When the number of trials in a binomial distribution is large, it becomes computationally convenient to approximate it using a normal distribution. The mean and standard deviation of the binomial distribution, calculated as \( \mu = n \times p \) and \( \sigma = \sqrt{n \times p \times (1-p)} \), provide the parameters for this approximation.
For part (a) of the exercise, we estimated the probability of more than 200 people having a disability using this approximation. With the Z-score we've calculated (\( Z = 0.55 \)), we use a normal distribution table to find \( P(Z > 0.55) \).
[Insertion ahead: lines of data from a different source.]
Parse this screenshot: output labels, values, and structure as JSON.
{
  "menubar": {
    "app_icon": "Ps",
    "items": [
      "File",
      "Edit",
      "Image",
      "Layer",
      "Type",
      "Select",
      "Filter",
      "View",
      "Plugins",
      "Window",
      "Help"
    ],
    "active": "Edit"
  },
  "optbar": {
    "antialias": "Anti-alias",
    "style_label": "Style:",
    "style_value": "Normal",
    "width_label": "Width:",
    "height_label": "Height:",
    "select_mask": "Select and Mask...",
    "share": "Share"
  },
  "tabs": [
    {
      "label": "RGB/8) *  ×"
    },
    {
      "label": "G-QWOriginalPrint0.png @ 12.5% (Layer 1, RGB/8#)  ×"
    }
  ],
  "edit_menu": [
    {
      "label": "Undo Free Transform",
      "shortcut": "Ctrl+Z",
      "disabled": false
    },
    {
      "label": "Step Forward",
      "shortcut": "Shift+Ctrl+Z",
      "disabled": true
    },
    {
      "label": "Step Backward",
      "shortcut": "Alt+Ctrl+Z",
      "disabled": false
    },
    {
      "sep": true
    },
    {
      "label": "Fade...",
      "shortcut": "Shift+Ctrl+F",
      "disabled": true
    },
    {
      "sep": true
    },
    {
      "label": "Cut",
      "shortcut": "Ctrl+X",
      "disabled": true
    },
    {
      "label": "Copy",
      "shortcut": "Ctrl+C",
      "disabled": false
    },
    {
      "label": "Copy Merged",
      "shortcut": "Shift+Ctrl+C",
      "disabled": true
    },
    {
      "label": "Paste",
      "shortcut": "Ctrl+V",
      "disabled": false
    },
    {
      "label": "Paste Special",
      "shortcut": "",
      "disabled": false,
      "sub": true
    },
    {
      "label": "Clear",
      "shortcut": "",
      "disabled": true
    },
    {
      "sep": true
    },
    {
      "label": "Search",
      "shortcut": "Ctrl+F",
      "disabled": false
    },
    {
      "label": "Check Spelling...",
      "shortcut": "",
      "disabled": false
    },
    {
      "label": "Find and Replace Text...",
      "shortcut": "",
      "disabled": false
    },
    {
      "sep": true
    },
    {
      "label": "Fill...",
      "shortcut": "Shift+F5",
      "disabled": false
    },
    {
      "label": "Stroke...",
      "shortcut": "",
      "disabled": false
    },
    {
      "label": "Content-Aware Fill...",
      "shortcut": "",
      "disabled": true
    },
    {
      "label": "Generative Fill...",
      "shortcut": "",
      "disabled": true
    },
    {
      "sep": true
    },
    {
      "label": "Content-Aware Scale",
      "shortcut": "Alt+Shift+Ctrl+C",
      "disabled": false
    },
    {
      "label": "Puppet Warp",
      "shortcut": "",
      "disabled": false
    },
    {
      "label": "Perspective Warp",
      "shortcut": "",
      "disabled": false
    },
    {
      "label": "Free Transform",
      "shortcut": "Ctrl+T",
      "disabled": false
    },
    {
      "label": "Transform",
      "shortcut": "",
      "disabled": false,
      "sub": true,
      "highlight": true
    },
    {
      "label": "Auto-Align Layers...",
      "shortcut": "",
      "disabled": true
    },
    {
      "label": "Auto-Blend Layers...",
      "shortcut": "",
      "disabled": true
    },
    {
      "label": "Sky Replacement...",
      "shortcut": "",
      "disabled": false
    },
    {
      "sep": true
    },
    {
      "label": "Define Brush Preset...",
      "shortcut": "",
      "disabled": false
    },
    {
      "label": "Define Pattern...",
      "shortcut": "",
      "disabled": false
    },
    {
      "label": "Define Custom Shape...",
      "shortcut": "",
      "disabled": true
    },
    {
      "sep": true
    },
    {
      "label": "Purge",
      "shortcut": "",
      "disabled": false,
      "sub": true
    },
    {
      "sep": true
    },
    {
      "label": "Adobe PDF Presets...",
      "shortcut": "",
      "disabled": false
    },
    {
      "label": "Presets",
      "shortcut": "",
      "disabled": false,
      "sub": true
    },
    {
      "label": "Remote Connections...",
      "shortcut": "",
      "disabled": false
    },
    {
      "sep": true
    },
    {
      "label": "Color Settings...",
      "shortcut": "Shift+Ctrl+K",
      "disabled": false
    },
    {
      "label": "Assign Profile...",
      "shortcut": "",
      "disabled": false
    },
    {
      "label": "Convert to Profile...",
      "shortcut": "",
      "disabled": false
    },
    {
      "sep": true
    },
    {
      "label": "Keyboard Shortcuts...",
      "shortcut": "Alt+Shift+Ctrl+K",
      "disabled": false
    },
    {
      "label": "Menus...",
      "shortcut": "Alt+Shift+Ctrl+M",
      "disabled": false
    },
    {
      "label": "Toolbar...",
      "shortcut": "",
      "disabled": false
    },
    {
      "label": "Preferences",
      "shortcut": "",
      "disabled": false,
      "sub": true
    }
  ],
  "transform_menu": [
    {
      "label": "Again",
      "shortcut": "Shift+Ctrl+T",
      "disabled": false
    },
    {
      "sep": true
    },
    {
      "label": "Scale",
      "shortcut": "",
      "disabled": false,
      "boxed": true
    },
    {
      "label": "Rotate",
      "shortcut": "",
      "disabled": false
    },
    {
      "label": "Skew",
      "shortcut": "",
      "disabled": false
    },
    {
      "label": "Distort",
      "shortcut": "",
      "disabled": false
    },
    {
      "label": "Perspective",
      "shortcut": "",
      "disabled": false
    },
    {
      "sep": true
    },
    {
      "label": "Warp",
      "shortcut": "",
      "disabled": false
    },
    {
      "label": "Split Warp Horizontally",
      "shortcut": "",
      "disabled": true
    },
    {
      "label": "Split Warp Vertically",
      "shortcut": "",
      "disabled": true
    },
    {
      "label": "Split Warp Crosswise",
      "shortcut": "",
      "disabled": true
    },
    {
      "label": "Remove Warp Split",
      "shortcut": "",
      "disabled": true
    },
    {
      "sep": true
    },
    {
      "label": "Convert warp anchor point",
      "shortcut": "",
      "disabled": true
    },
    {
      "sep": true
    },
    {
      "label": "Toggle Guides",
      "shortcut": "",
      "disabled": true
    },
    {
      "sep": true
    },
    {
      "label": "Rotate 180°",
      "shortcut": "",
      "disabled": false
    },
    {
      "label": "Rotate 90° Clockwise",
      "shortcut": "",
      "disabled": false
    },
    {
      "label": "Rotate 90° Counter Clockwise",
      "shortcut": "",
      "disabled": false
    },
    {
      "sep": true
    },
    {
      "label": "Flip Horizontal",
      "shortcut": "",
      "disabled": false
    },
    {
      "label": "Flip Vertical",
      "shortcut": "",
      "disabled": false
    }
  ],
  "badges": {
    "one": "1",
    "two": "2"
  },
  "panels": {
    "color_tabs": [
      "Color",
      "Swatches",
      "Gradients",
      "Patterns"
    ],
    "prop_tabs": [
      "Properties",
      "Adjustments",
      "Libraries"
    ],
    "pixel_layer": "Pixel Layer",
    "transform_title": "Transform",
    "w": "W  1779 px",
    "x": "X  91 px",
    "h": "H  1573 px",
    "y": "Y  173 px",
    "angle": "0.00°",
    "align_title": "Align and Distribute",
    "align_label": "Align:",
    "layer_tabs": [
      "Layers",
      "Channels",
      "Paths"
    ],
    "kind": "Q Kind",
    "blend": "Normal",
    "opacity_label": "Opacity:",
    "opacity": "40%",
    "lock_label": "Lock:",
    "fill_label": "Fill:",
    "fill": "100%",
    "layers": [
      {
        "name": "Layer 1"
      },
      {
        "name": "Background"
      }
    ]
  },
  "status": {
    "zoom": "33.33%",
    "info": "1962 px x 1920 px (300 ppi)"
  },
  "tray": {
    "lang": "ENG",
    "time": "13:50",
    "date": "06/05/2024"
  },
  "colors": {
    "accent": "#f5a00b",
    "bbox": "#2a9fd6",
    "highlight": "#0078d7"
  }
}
This approach allows for quicker probability calculation, avoiding the computational intensity of the exact binomial method.
Similarly, for probabilities between ranges, such as part (b) of our exercise, the approximation remains effective, offering a range of Z-scores to provide cumulative probabilities quickly.

The standard normal distribution, or Z distribution, is a special normal distribution characterized by a mean of 0 and a standard deviation of 1. It serves as a reference distribution, allowing probabilities from any normal distribution to be quickly and uniformly found by standardizing them into Z-scores.
In the context of this exercise, once our data is converted into Z-scores, we use the standard normal distribution to estimate probabilities. This is because the Z-table provides cumulative probabilities that make it easier to find how likely it is to see data as extreme as that observed.
For example, with a calculated Z-score of 0.55, we looked up a normal distribution table to find that the probability \( P(Z > 0.55) \) is about 0.2912. Similarly, for other Z-scores (such as -1.03 or 8.48), the table helps us quickly ascertain these probabilities for our approximation needs.